Thanks! Why is there in issue with the case of $\theta=\omega_1$?

## @Asaf Karagila 2019-04-15 13:50:02

Also, let me see if I get the point. While probably a bit of an overkill, $o(\kappa)=\kappa^{++}+\theta+1$ gives us a violation at a limit of countable cofinality which is the limit of singulars of cofinality $\theta$ where SCH fails on a club. Right? So $o(\kappa)=\kappa^{++}+\omega_3+3$ would be the reasonable starting point for something of countable cofinality with a cofinal sequence of type $\omega^3$ (or $\omega^\omega$?) of points which are limits of points which are limits of points of failure of cofinality $\omega_3$ on a club?

## @Mohammad Golshani 2019-04-16 04:12:41

About the case $\theta=\omega_1,$ I don't know why, maybe someone expert in inner model theory can say something about it (but maybe it is because then we have a club of order type $\omega_1$ all of whose points have countable cofinality, and for changing cofinality to $\omega$ we really do not need so much strength).

## @Mohammad Golshani 2019-04-16 04:18:36

I assume you say something like this: If for example $o(\kappa)=\kappa^+++\omega_3+3$, then first we can find a model with $2^\kappa=\kappa^{++}+o(\kappa)=\omega_3+3$. Then we can make $cf(\kappa)=\omega$ by a cofinal sequence $(\kappa_n: n<\omega)$ of point with $o(\kappa_n)=\omega_3+2.$ then we can add an $\omega$-sequence cofinal in each of these $\kappa_n$'s, say $(\kappa_{n, m}: m<\omega)$ consisting of points of $o(\kappa_{n, m})=\omega_3+1.$

## @Mohammad Golshani 2019-04-16 04:20:06

Repeat once more, and find the sequence $(\kappa_{n,m,l}: l<\omega)$, cofinal in $\kappa_{n, m}$ with $o(\kappa_{n, m, l})=\omega_3.$ Now apply Magidor's forcing to change the cofinality of each $\kappa_{n, m, l}$ to $\omega_3$.

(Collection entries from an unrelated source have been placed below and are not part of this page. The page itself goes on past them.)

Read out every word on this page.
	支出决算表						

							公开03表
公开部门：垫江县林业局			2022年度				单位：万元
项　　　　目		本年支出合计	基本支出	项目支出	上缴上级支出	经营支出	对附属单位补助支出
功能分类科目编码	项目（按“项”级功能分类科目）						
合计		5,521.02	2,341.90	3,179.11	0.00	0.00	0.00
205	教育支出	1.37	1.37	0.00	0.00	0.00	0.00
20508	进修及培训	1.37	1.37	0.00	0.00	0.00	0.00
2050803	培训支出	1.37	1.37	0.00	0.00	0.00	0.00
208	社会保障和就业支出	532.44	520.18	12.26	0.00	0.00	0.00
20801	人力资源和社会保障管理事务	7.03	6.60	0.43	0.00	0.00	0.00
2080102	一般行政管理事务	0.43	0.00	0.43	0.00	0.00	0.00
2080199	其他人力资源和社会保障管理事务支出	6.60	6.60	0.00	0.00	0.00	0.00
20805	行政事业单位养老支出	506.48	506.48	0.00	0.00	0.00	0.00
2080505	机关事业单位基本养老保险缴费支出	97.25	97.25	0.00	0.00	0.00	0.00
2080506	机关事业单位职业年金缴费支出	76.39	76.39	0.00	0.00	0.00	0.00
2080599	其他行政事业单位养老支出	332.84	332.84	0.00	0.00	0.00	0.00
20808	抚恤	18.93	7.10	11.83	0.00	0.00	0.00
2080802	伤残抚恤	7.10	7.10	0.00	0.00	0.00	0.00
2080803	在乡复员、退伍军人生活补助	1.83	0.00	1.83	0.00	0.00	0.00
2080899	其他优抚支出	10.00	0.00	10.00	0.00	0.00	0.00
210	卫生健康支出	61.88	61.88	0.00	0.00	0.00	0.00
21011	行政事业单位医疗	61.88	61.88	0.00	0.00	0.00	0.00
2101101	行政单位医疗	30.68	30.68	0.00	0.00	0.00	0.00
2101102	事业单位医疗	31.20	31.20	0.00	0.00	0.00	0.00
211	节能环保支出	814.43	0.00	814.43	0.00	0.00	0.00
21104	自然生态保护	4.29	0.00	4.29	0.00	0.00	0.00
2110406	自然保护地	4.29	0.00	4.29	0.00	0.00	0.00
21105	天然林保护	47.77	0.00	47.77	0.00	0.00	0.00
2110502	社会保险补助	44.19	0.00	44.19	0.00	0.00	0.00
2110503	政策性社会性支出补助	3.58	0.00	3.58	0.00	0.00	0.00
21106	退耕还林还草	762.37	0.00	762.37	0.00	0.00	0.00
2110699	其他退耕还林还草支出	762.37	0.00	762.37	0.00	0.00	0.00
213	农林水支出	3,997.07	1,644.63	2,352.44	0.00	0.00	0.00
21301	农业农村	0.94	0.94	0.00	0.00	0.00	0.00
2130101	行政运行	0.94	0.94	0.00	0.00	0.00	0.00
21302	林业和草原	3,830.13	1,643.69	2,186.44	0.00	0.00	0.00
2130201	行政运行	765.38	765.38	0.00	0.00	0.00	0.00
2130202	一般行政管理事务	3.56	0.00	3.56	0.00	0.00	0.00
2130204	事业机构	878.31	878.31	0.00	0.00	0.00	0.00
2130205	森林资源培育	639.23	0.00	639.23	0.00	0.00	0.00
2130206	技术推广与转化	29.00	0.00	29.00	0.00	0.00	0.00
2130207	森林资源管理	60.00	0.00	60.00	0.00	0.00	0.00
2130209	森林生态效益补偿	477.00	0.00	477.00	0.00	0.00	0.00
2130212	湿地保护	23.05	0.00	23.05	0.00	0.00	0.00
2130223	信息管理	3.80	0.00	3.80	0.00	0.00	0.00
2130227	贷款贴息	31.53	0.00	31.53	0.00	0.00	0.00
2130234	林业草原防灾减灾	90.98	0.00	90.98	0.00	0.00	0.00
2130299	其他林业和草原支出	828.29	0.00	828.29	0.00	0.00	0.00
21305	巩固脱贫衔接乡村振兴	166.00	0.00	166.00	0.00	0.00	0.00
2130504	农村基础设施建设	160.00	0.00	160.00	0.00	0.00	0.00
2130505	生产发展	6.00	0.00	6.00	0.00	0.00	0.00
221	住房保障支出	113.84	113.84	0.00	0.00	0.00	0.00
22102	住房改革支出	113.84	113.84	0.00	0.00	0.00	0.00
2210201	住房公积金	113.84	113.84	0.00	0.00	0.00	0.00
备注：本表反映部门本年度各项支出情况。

## @Asaf Karagila 2019-04-16 06:31:13

Thanks again, Mohammad!

## @Mohammad Golshani 2019-04-17 04:50:18

You are welcome Asaf. I may say that you can do the first three steps of using Prikry forcing using Radin forcing to get a club of order type $\omega^3$, all of whose points have $o(\lambda)=\omega_3$.